Daytona Day, 2025: How to Watch the Daytona 500 and What to Know

It’s Daytona Day, and as longtime readers know…we love the Daytona 500 very very much.

You don’t have to like NASCAR to love NASCAR. In fact, I think this is where most reasonable Americans land. Not every race is exciting. The sport’s a little hard to follow. But dammit, Talladega Nights: The Ballad of Ricky Bobby was an all-time great.

I like NASCAR. But if you don’t like NASCAR, that’s fine. If you dislike NASCAR? Different situation. If you actively dislike NASCAR, something’s off. Those who actively dislike NASCAR need to do some soul-searching, starting with asking their parents why they raised a child so enamored with the smell of its own farts.

I’m often asked how to go about watching the Daytona 500. The best way to do it is to throw a party with moonshine and KFC, inviting 25 people and welcoming five guests to your home. I’ve only managed to do this once. The second-best way is to lay down on your couch and soak it all in.

Watching NASCAR is more like watching golf or the Olympics than it’s like watching football or basketball. You can take a nap. You can miss some stretches. There’s a peace that comes from the motors’ constant drone. The broadcast should show you any big highlights you missed, and what you really want is to lock in down the stretch, as the tension builds. That’s when it goes from nap-adjacent to exhilarating.

Most of the highlights, of course, are crashes. Superspeedway racing (Daytona’s a superspeedway, which means it’s really big and drivers don’t have to use the brakes at all to navigate its turns) lends itself to fireworks. This is good and bad. The bad side, of course, is the danger. The primary goal of every NASCAR race is for nobody to die. If nobody dies, it’s a good day, and we can enjoy all the mayhem.

Thankfully, there hasn’t been a death in 24 years. NASCAR’s done an amazing job figuring out how to let cars run into each other at 200 miles per hour without the drivers dying.

It’s ok to like the crashes. It’s good, even. Never erase the child in your soul. But you can’t outwardly enjoy the crashes until you know the drivers are ok. Those are the rules.

Speaking of those crashes, one of the good stories heading into today revolves around Dale Earnhardt Jr.

Junior’s mostly retired now, but he owns a team which races in the Xfinity Series, NASCAR’s highest minor league (you might remember it as the Busch Series). JR Motorports is trying to get into Cup Series racing. This year, for the first time, they tried to qualify for the Daytona 500, the race that killed Junior’s dad. They pulled it off, and Junior was visibly happier than even the driver himself, Justin Allgaier. After the feat, someone—possibly Jeff Gluck—asked Junior about his relationship with the speedway, given what happened there in 2001.
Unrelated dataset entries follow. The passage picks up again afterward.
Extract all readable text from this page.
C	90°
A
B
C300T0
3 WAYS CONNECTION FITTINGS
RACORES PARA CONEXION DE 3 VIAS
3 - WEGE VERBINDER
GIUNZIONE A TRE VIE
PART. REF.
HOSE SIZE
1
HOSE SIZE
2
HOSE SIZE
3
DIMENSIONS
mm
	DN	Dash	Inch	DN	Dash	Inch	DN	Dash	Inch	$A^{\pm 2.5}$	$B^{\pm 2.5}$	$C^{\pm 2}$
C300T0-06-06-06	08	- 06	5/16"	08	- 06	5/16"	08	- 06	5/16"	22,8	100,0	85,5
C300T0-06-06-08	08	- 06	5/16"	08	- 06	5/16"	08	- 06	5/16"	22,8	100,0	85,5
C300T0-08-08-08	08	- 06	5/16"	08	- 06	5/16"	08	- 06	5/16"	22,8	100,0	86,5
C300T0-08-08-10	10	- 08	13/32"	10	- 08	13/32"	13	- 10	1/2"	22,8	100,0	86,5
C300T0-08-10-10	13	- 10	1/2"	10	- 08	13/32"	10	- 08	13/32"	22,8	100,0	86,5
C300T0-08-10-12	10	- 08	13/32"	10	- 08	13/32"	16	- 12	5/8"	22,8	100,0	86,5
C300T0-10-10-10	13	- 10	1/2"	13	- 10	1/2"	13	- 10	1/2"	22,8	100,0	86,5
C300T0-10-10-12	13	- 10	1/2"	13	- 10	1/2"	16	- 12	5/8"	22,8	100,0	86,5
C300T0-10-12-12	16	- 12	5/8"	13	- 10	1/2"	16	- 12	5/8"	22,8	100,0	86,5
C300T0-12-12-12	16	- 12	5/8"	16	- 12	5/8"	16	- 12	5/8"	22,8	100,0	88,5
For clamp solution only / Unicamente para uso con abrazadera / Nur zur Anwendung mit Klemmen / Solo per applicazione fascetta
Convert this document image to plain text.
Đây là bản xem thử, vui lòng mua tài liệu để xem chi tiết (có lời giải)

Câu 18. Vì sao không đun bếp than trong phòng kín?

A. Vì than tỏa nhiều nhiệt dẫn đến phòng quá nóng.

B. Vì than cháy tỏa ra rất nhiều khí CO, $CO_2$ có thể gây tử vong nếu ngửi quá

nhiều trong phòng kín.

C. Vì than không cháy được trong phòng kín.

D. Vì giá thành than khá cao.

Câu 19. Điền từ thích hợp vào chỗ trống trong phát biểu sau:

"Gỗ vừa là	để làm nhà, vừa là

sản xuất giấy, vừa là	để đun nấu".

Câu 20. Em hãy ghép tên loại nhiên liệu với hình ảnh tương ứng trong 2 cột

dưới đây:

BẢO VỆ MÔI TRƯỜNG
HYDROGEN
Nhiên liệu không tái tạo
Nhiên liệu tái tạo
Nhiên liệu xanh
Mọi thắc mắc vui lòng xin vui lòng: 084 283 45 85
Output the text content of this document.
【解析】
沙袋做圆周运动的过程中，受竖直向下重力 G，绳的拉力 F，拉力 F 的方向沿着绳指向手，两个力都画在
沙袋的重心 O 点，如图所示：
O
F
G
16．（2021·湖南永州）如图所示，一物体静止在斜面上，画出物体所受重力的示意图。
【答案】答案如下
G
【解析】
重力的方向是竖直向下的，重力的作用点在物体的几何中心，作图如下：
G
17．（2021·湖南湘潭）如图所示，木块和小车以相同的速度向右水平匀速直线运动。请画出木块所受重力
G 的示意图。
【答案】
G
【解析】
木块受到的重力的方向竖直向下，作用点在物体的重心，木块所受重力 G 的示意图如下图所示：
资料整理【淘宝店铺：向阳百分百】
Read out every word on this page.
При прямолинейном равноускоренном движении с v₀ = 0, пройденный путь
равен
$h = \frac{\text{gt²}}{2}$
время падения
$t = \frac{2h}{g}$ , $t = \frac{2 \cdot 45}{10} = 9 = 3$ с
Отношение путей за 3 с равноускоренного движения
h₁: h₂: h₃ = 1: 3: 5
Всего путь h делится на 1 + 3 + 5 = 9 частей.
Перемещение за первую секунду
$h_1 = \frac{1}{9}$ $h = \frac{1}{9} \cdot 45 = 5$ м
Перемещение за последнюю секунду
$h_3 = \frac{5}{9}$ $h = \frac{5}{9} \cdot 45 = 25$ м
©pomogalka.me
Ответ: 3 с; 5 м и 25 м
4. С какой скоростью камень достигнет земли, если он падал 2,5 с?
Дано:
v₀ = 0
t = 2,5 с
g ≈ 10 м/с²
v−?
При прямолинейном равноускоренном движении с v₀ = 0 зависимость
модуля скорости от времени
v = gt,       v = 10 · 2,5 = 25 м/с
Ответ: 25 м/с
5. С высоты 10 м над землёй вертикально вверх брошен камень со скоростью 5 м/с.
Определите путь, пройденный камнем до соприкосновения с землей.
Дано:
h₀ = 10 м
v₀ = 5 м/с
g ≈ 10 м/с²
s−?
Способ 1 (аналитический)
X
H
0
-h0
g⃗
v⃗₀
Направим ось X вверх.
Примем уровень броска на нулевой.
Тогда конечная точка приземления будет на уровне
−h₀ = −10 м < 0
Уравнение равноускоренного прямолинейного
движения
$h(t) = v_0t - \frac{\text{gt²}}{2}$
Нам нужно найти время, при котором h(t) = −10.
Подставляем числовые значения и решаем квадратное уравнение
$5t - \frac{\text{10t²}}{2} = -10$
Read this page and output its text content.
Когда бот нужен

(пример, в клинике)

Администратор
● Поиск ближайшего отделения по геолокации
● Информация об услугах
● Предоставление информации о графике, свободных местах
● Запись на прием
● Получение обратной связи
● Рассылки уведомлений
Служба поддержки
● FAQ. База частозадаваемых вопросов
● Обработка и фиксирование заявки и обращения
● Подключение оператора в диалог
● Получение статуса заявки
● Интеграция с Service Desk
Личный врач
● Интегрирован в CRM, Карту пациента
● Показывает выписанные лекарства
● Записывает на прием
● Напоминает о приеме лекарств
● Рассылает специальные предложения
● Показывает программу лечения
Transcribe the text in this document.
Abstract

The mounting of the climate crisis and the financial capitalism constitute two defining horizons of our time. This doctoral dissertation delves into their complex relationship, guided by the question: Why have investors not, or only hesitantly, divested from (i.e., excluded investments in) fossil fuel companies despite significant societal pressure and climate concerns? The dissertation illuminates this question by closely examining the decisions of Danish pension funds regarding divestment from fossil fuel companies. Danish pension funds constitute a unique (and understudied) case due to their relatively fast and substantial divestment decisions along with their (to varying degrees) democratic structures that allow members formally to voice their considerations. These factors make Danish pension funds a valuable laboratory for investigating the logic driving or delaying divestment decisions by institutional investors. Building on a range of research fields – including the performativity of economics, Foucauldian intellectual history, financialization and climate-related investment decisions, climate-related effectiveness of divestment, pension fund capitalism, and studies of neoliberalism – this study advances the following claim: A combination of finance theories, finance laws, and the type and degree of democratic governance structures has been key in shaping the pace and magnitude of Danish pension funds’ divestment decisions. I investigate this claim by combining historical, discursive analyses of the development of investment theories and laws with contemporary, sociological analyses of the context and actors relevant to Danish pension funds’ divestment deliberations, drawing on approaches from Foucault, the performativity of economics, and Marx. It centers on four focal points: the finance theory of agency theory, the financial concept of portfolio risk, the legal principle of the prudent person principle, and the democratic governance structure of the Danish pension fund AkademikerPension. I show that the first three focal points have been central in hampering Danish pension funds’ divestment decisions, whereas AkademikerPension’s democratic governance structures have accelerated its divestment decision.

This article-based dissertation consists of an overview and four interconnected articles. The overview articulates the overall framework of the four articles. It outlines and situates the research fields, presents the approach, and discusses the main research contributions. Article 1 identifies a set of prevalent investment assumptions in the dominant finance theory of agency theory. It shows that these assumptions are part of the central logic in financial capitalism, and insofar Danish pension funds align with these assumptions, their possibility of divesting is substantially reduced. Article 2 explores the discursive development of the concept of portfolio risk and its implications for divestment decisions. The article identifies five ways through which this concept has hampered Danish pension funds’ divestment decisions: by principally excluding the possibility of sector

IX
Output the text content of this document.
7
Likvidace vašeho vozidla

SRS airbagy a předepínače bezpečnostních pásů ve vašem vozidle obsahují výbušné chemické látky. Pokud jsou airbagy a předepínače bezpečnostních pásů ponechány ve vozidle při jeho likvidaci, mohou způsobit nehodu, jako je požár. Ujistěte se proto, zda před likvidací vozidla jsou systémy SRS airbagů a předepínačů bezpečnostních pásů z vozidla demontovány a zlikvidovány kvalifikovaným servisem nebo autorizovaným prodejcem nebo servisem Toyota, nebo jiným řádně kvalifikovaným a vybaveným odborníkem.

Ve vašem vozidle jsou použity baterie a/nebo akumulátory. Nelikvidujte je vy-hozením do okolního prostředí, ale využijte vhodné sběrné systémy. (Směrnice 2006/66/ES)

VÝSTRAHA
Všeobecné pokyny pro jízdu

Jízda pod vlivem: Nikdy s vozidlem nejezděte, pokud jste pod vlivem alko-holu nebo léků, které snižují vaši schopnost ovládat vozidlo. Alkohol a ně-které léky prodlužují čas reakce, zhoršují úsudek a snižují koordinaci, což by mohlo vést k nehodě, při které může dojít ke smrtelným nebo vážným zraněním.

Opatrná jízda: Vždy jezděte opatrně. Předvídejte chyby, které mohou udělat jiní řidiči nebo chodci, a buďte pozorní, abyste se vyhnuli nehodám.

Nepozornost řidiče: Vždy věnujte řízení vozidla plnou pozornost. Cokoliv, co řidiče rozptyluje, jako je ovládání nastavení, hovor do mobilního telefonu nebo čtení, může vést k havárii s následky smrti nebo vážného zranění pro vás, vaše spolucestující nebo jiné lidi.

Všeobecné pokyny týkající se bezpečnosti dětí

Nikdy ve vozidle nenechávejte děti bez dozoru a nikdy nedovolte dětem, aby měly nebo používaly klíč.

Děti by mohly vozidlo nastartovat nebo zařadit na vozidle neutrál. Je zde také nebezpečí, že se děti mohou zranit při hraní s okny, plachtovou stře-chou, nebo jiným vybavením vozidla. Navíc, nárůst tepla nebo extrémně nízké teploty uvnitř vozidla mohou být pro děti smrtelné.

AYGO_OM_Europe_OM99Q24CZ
“I knew it wasn’t the track that took him, and I knew wherever he was, he still felt the same about Daytona.”

It’s a special place. It’s a special race. It’s a special day.

There aren’t any Earnhardts in this year’s field, and there’s no Jeff Gordon, and Jimmie Johnson’s just about retired too. There are always good characters in NASCAR, but this era’s are subtler than their predecessors.

Kyle Larson is probably the best driver in the entire world, not limited in any way to stock car success. Ryan Blaney is both handsome and a caricature of a NASCAR driver, with a sprint car tattooed across his ribs and a former Hooters model for a wife. Tyler Reddick is a short, scrappy guy, which makes his relationship with his boss—Michael Jordan—visually comedic. Bubba Wallace is a mercurial talent who’s dealt with all the shit you’d expect a Black driver to deal with in NASCAR these days. Chase Elliott’s distant, but he’s widely loved. Joey Logano’s mellowed out, but he’s widely hated. Kyle Busch and Denny Hamlin have become elder statesmen, each polarizing for different reasons. Shane van Gisbergen’s an Australian who used to drive Supercars down there ‘til he came to America for one race and won it. Erik Jones is a hard-luck sleeper. Chase Briscoe is a Midwesterner who got where he got with talent and a dream. Ross Chastain comes from a line of watermelon farmers. Corey LaJoie bet his kids’ college fund on his car to make this race. Christopher Bell still looks like a child. Brad Keselowski’s a dork of an engineer. Alex Bowman is disconcertingly self-aware. William Byron came up as a sim racer, basically turning video game training into a professional athletic career. There are others I’m forgetting or neglecting, but that’s a high-level look.

With rain in the forecast later this afternoon, they’re waving the green flag around 2:00 PM Eastern. The broadcast is on FOX. You don’t have to get KFC, but you should at least get Raising Cane’s. It’s only right to eat fried chicken and drink a coke while watching the Great American Race.